Science: Groundwater pollution in less than 10 years.
A recent peer-reviewed study concludes that fracking could allow contaminants to travel from deep shale 'to aquifers in less than 10 years'. The author recommends that "The rapid expansion of hydraulic fracturing requires that monitoring systems be employed to track the movement of contaminants and that gas wells have a reasonable offset from faults." Neither of these steps is currently being taken, or even contemplated, as far as we know.
[News reports about this study have appeared in ProPublica and Bloomberg, among other places. The full technical paper, Potential Contaminant Pathways from Hydraulically Fractured Shale to Aquifers, by Tom Myers, is available by paid subscription only, from the Wiley Online Library, although the abstract is accessible without charge.]
Image credit: Art by Gloria Betlem (http://thelcn.com/2011/11/08/fracking-fears-stir-o...)
The fracking industry likes to point to "thousands of feet of solid rock," between our life-sustaining aquifers and the gas-bearing shale, to assure us that no 'bad stuff' can reach us -- while ignoring the obvious fact that they're drilling through and fracturing that same rock to extract their 'good stuff'. (At the same time, responsible analysts point to the more likely contamination routes nearer the surface: incidental spills, failure of casings and concrete, orphan wells, etc.)
Now Dr. Tom Myers has modeled how those other deep geologic contamination routes, the ones that 'can't happen,' in fact can happen. He notes that, in an undisturbed (pre-fracked) geologic formation, "transport could require up to tens of thousands of years to move contaminants to the surface", but finds that "fracking the shale could reduce that transport time to tens or hundreds of years." Bad enough; but he goes on: "Faults or fracture zones, as found throughout the Marcellus shale region, could reduce the travel time further."
I'm not a geologist, but that makes a sort of basic sense to me. Of course, if your livelihood depends on fracking -- or even if only your lifestyle does -- you may already be saying "Yeah, so, 'could, could, could'! We'd see it if it happened, and we don't see it. It isn't happening. Case closed."
But Myers' model also takes account of the 'system dynamics' -- that is, that it takes time for cracks to open and to spread through the earth. Thus his conclusion, "The overall system requires from 3 to 6 years to reach a new equilibrium reflecting the significant changes caused by fracking the shale, which could allow ... transport to aquifers in less than 10 years."
So we're now living in a scary interval of suspense: we may have already caused enough damage to bring on horrible consequences, but we haven't watched long enough to see what we've done. Meanwhile, we continue to inflict more damage.
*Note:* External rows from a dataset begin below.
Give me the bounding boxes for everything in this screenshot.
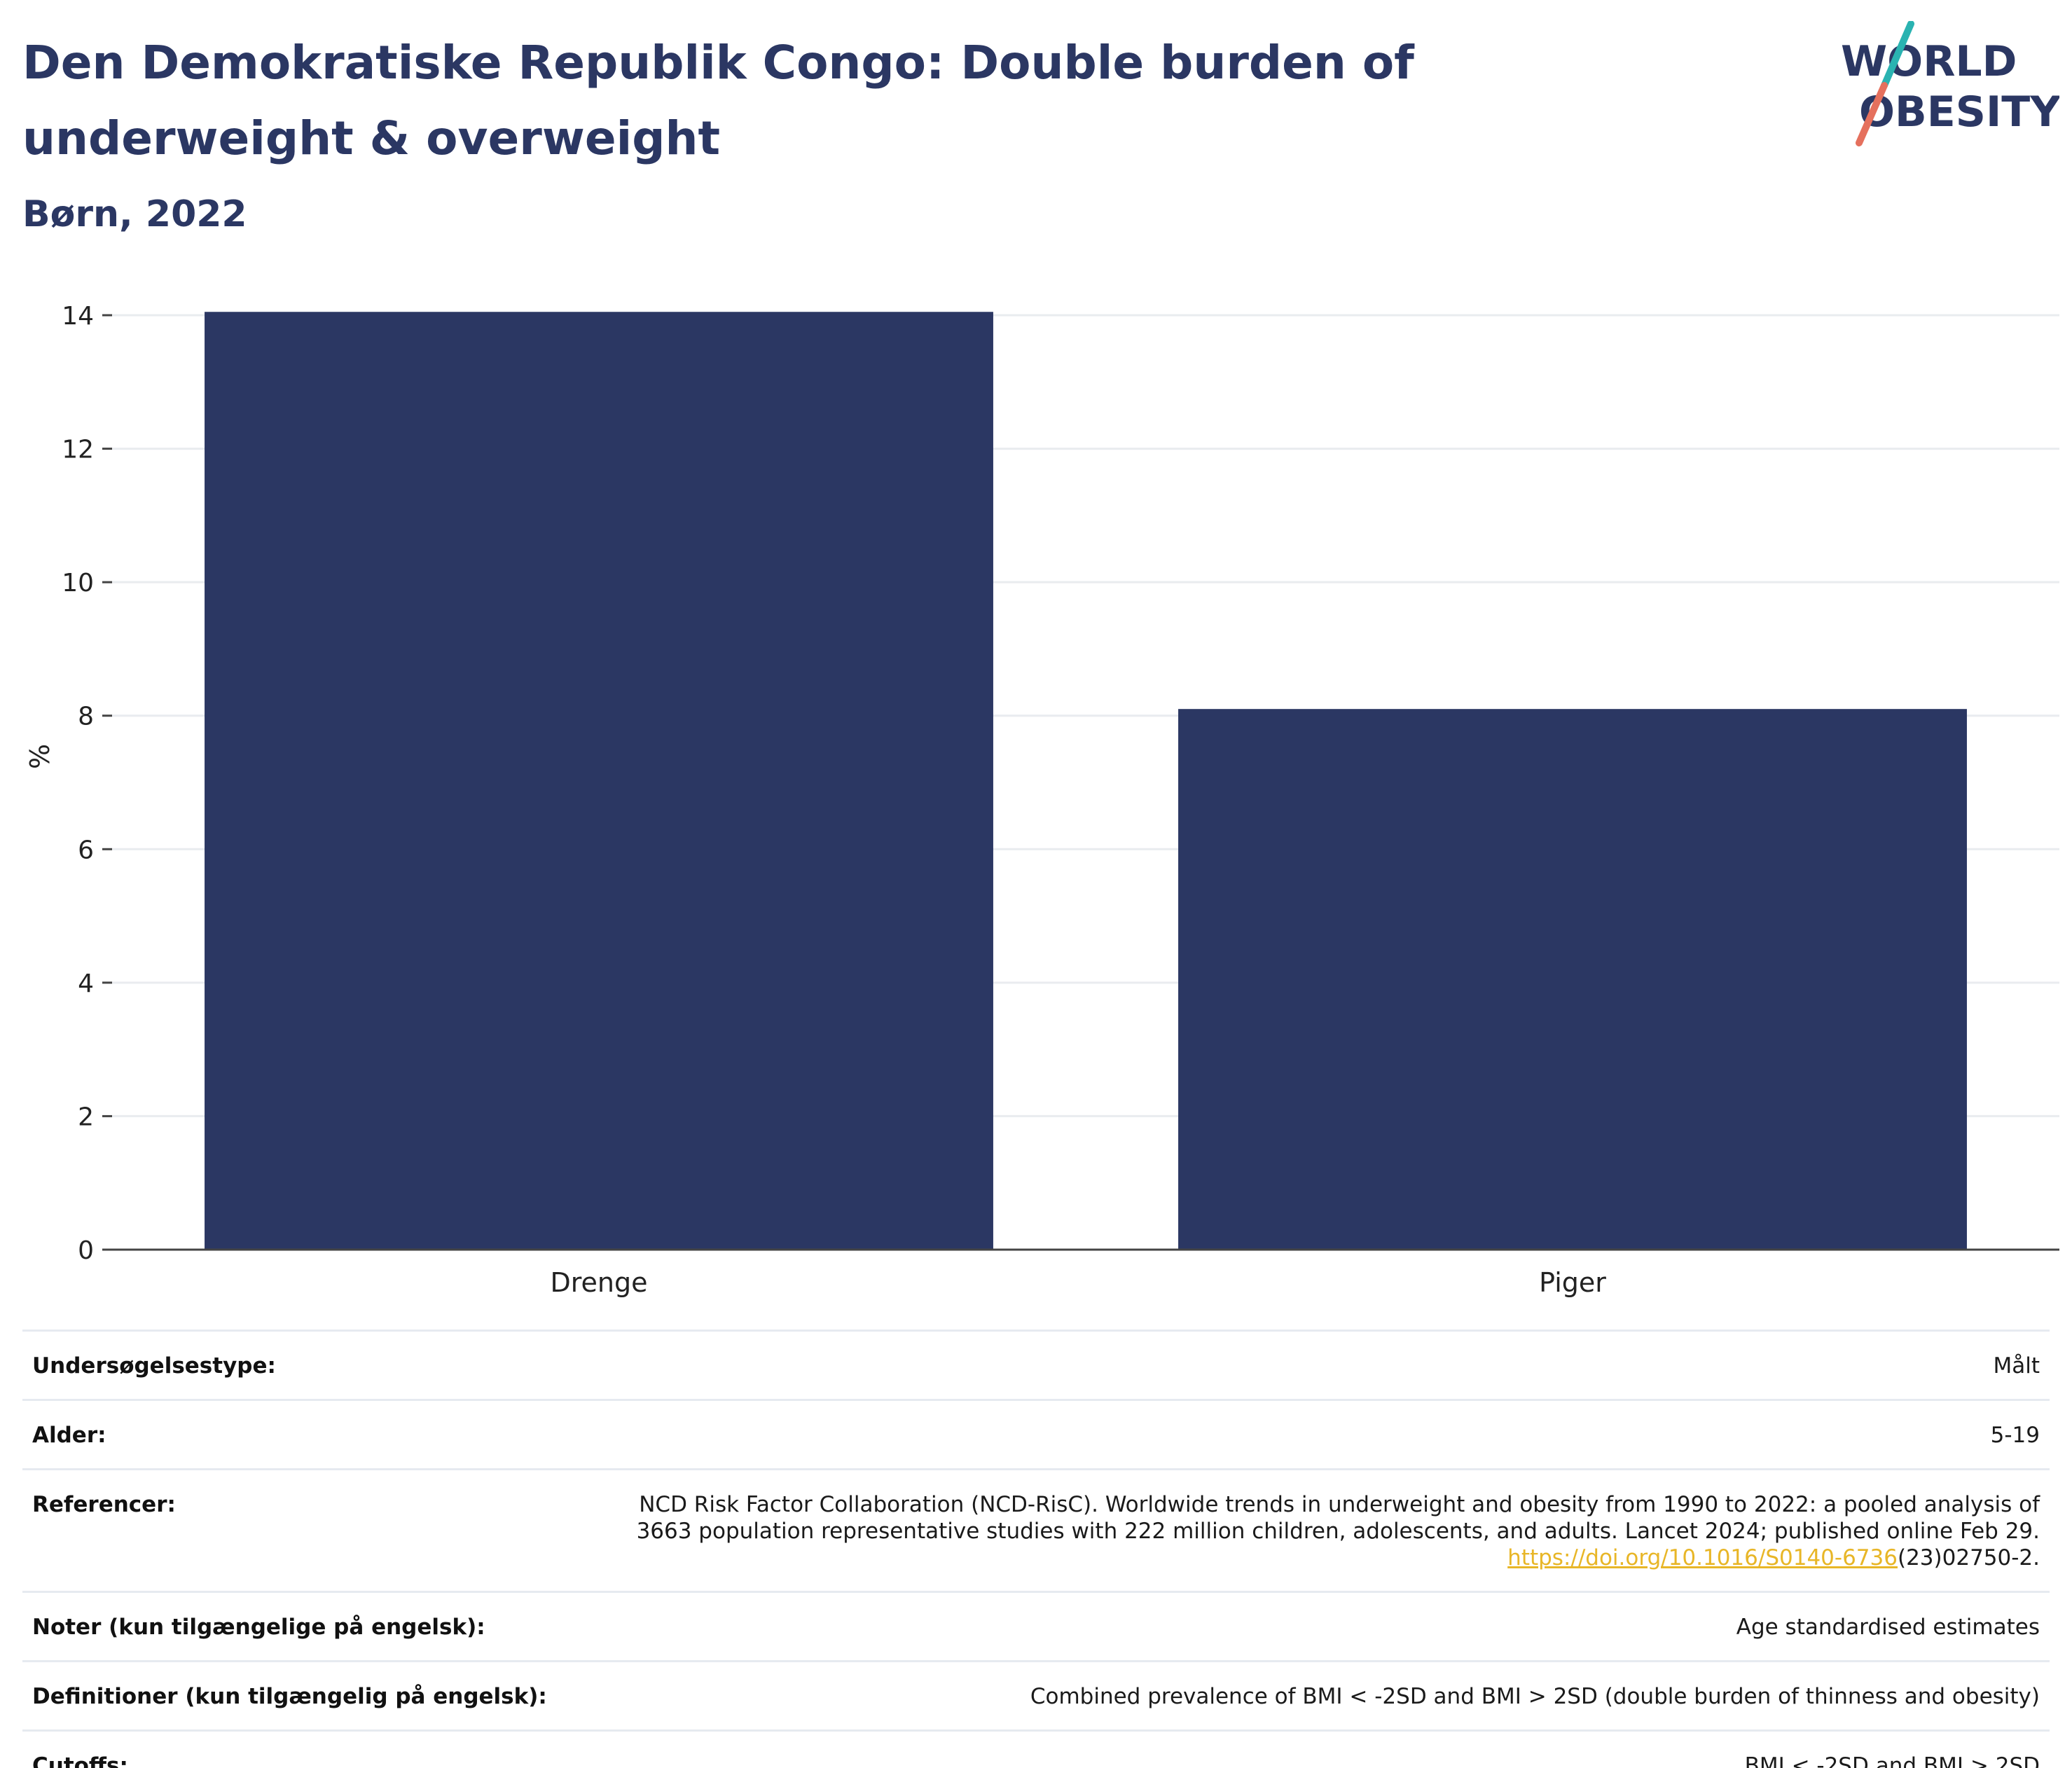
info-value: Age standardised estimates [1736, 1615, 2040, 1640]
info-label: Undersøgelsestype: [32, 1353, 276, 1379]
info-label: Noter (kun tilgængelige på engelsk): [32, 1615, 485, 1640]
info-row-age: Alder: 5-19 [22, 1399, 2050, 1468]
reference-doi-link[interactable]: https://doi.org/10.1016/S0140-6736 [1507, 1545, 1898, 1570]
info-row-definitions: Definitioner (kun tilgængelig på engelsk… [22, 1660, 2050, 1729]
info-row-cutoffs: Cutoffs: BMI < -2SD and BMI > 2SD [22, 1729, 2050, 1768]
y-tick-label: 8 [78, 703, 94, 731]
logo-slash-top [1881, 21, 1914, 89]
y-tick-label: 6 [78, 836, 94, 864]
info-value: Målt [1993, 1353, 2040, 1379]
y-tick-label: 14 [62, 302, 94, 331]
info-row-survey-type: Undersøgelsestype: Målt [22, 1330, 2050, 1399]
info-table: Undersøgelsestype: Målt Alder: 5-19 Refe… [22, 1330, 2050, 1768]
logo-text-obesity: OBESITY [1859, 88, 2059, 137]
y-tick-label: 10 [62, 569, 94, 598]
y-tick-label: 12 [62, 436, 94, 464]
reference-doi-suffix: (23)02750-2. [1897, 1545, 2040, 1570]
y-tick-label: 2 [78, 1103, 94, 1131]
y-tick-label: 4 [78, 969, 94, 998]
info-label: Definitioner (kun tilgængelig på engelsk… [32, 1684, 547, 1709]
info-value: Combined prevalence of BMI < -2SD and BM… [1030, 1684, 2040, 1709]
info-value: BMI < -2SD and BMI > 2SD [1744, 1753, 2040, 1768]
bars [205, 312, 1967, 1250]
info-label: Referencer: [32, 1492, 176, 1517]
axes: 0 2 4 6 8 10 12 14 Drenge Piger [62, 302, 2059, 1298]
info-label: Cutoffs: [32, 1753, 128, 1768]
reference-line: NCD Risk Factor Collaboration (NCD-RisC)… [639, 1492, 2040, 1517]
y-axis-label: % [25, 744, 55, 769]
bar-piger[interactable] [1178, 709, 1967, 1250]
y-tick-label: 0 [78, 1236, 94, 1265]
reference-line: 3663 population representative studies w… [636, 1519, 2040, 1544]
x-tick-label: Drenge [550, 1267, 647, 1298]
x-tick-label: Piger [1539, 1267, 1606, 1298]
bar-drenge[interactable] [205, 312, 993, 1250]
info-row-references: Referencer: NCD Risk Factor Collaboratio… [22, 1468, 2050, 1591]
world-obesity-logo: WORLD OBESITY [1841, 21, 2059, 146]
info-label: Alder: [32, 1423, 106, 1448]
bar-chart: 0 2 4 6 8 10 12 14 Drenge Piger % [25, 302, 2059, 1298]
logo-text-world: WORLD [1841, 37, 2017, 86]
info-value: 5-19 [1990, 1423, 2040, 1448]
chart-subtitle: Børn, 2022 [22, 193, 247, 235]
info-value-references: NCD Risk Factor Collaboration (NCD-RisC)… [637, 1491, 2040, 1571]
chart-title: Den Demokratiske Republik Congo: Double … [22, 36, 1414, 165]
logo-slash-bottom [1856, 82, 1888, 146]
info-row-notes: Noter (kun tilgængelige på engelsk): Age… [22, 1591, 2050, 1660]
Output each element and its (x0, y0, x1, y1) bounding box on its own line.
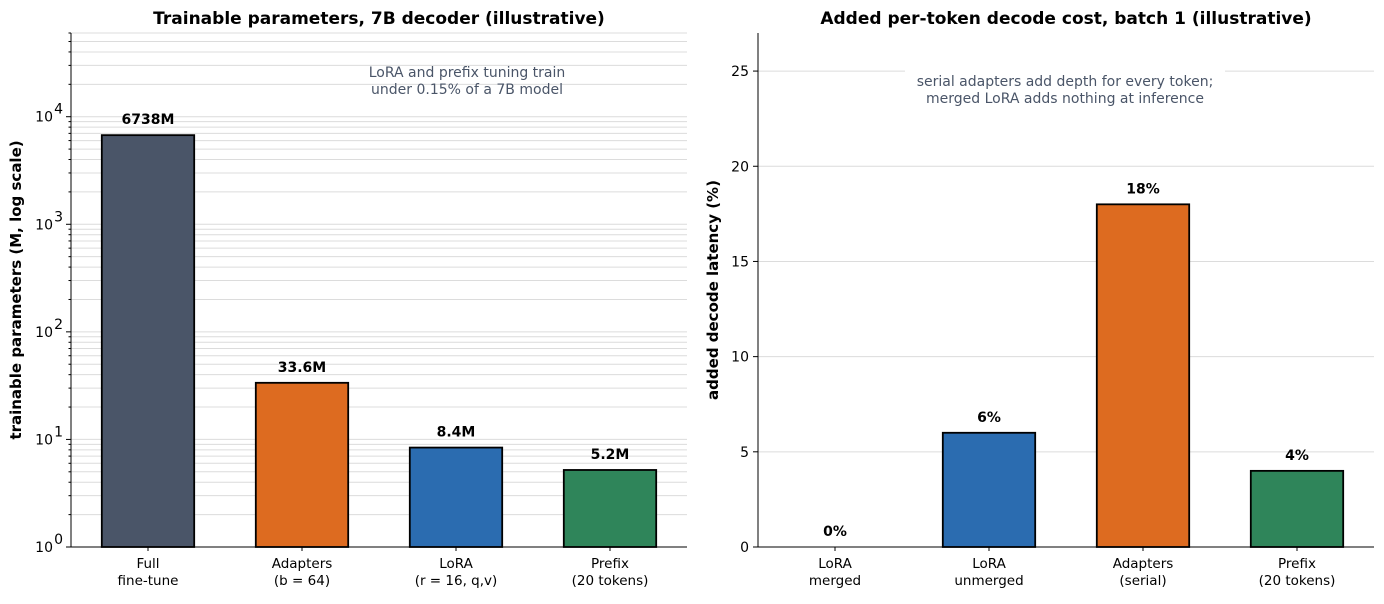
y-tick-label: 10 (731, 350, 749, 366)
annotation-background (905, 69, 1225, 111)
x-tick-label: merged (809, 573, 861, 589)
y-axis-label: trainable parameters (M, log scale) (7, 140, 25, 439)
x-tick-label: LoRA (818, 556, 852, 572)
annotation: under 0.15% of a 7B model (371, 82, 563, 98)
data-label: 33.6M (278, 360, 326, 376)
x-tick-label: Prefix (1278, 556, 1316, 572)
bar (408, 446, 504, 548)
y-tick-label: 5 (740, 445, 749, 461)
bar (941, 431, 1037, 548)
x-tick-label: fine-tune (118, 573, 179, 589)
bar (562, 469, 658, 548)
x-tick-label: LoRA (972, 556, 1006, 572)
x-tick-label: (r = 16, q,v) (415, 573, 498, 589)
y-tick-exponent: 1 (54, 424, 63, 440)
data-label: 18% (1126, 181, 1160, 197)
y-tick-label: 10 (35, 110, 53, 126)
bar (1095, 203, 1191, 548)
data-label: 4% (1285, 448, 1309, 464)
y-tick-exponent: 0 (54, 532, 63, 548)
data-label: 6738M (122, 112, 175, 128)
y-tick-label: 25 (731, 64, 749, 80)
y-tick-label: 20 (731, 159, 749, 175)
annotation: LoRA and prefix tuning train (369, 65, 566, 81)
y-tick-exponent: 2 (54, 317, 63, 333)
y-tick-label: 10 (35, 217, 53, 233)
y-tick-label: 15 (731, 254, 749, 270)
data-label: 5.2M (591, 447, 630, 463)
y-tick-label: 10 (35, 432, 53, 448)
chart-title: Trainable parameters, 7B decoder (illust… (153, 9, 605, 29)
bar (1249, 469, 1345, 548)
x-tick-label: Adapters (1113, 556, 1174, 572)
y-tick-exponent: 3 (54, 209, 63, 225)
data-label: 0% (823, 524, 847, 540)
gridlines (758, 70, 1374, 453)
x-tick-label: (b = 64) (274, 573, 330, 589)
data-label: 8.4M (437, 425, 476, 441)
y-tick-label: 10 (35, 325, 53, 341)
annotation: merged LoRA adds nothing at inference (926, 91, 1204, 107)
x-tick-label: Adapters (272, 556, 333, 572)
x-tick-label: LoRA (439, 556, 473, 572)
y-axis-label: added decode latency (%) (704, 180, 722, 400)
x-tick-label: (20 tokens) (572, 573, 649, 589)
x-tick-label: (serial) (1119, 573, 1166, 589)
bar (254, 381, 350, 548)
x-tick-label: Prefix (591, 556, 629, 572)
chart-title: Added per-token decode cost, batch 1 (il… (820, 9, 1311, 29)
x-tick-label: unmerged (954, 573, 1023, 589)
y-tick-label: 10 (35, 540, 53, 556)
latency-chart: 0%LoRAmerged6%LoRAunmerged18%Adapters(se… (704, 9, 1374, 589)
annotation: serial adapters add depth for every toke… (917, 74, 1214, 90)
data-label: 6% (977, 410, 1001, 426)
y-tick-exponent: 4 (54, 102, 63, 118)
x-tick-label: (20 tokens) (1259, 573, 1336, 589)
bar (100, 134, 196, 548)
y-tick-label: 0 (740, 540, 749, 556)
x-tick-label: Full (136, 556, 159, 572)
My only quibbles with Dr. Myers come from the final sentence of his abstract: The rapid expansion of hydraulic fracturing requires that monitoring systems be employed to track the movement of contaminants and that gas wells have a reasonable offset from faults.
- If we build such 'monitoring systems' -- and we aren't building any -- what will we do when their bells begin to ring? We have no way to close those new underground contamination routes that we created years ago. Or, does the 'monitoring system' merely give us enough lead-time to hunt for other sources of water? How does that help us?
- Do we know where the 'faults' are (from which gas wells should 'have a reasonable offset')? And how will people who might know -- say, the geologists in the fracking industry -- tell the rest of us of where their employers shouldn't be drilling?
Unfortunately, although more 'science' may strengthen our convictions, the essential issue remains what it has been since natural gas fracking began: We know; how will we act on our knowledge?